GARRETT: Quickly, what's coming ahead for Mexico and Canada? Because both have unresolved trade disputes with the president. Some of it is exempted because of the USMCA, but there's still things unresolved and the Canadians and the Mexicans still keep saying publicly, they're trying to get things resolved. What's the timeline? What's the expectation?

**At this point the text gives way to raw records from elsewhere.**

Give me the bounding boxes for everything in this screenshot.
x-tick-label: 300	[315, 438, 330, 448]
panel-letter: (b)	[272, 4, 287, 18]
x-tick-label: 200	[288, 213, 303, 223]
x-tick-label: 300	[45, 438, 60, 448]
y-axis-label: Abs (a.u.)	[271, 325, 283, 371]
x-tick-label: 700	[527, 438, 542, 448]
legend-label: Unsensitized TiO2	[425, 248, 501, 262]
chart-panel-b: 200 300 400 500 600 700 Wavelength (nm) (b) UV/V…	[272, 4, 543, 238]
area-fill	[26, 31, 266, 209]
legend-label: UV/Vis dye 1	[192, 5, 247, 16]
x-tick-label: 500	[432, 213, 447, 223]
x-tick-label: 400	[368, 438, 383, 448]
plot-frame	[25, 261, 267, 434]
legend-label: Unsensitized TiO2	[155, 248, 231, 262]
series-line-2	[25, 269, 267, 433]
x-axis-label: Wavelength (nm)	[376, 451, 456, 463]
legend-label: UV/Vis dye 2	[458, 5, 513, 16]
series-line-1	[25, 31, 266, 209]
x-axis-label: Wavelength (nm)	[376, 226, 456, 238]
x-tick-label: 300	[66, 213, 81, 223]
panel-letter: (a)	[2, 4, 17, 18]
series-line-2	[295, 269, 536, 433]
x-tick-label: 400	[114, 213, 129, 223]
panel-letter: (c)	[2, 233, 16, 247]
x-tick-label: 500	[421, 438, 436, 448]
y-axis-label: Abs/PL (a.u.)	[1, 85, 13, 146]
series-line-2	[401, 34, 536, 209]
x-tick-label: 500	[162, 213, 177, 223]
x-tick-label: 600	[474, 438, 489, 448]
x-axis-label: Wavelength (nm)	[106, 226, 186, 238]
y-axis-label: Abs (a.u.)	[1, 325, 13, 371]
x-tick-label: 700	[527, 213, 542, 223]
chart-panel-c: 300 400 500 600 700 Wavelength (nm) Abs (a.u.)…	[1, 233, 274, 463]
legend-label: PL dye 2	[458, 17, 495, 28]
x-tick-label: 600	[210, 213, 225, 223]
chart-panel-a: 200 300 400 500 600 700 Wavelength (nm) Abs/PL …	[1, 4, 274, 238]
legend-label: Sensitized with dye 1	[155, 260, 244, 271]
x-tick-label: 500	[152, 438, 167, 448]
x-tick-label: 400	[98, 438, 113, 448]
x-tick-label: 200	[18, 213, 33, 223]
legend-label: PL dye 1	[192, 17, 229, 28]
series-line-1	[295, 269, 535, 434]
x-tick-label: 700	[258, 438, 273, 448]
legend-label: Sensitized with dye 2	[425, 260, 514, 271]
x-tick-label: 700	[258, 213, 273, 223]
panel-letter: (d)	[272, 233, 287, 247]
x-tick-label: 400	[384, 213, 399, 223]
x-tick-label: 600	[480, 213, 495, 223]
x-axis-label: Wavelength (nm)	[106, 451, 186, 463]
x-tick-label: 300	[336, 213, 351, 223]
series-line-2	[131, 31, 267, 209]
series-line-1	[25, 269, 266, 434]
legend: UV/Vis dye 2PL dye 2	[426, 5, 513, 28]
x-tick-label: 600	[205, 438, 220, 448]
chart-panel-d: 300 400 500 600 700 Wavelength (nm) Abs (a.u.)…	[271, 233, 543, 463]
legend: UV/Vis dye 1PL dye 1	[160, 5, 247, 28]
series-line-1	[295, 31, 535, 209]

SENIOR COUNSELOR NAVARRO: That's a good question. And there's negotiations ongoing on a daily basis with Jameson Greer, the USTR or Howard Lutnick at the Department of Commerce. Scott Besson, depending on the country, gets involved as well. My role in all of this is to do the analytics behind to see what the best deal would look like based on the specific country. So what I can tell you here is our problem with Canada is that as much as we love the Canadians and as friendly as they are, their government has really been sticking it to us for decades. And one of the big problems, for example, is lumber. All of our lumber is private, private lands, private companies, this, that, and the other thing. We're having to compete with Canada, Inc. All of their lumber is on public lands and what they do,

GARRETT: they're more subsidized

SENIOR COUNSELOR NAVARRO: Heavily subsidized. And what they do is they dump into our markets, they shut our mills down, they shut our farm. So that's a real hot button. But there's other things. There's some farm products like dairy that they stick it to us and they're just so arrogant when it comes to dealing with them and they learn the lesson. You'd better not retaliate against the United States

GARRETT: And quickly. Mexico.

SENIOR COUNSELOR NAVARRO: Mexico. Boy, that one. We have just a huge, huge trade deficit with them. There's just a lot of things we got to work through, but we're working through. Let's see what happens.

GARRETT: And you'll come back and explain

SENIOR COUNSELOR NAVARRO: I’ll come back

GARRETT: When we know the details.

SENIOR COUNSELOR NAVARRO: I love being here. I wore a tie for the occasion, but apparently that was the wrong thing to do.

GARRETT: Sir Peter Navarro, we'll have you back. I appreciate it. Thank you very much for your time.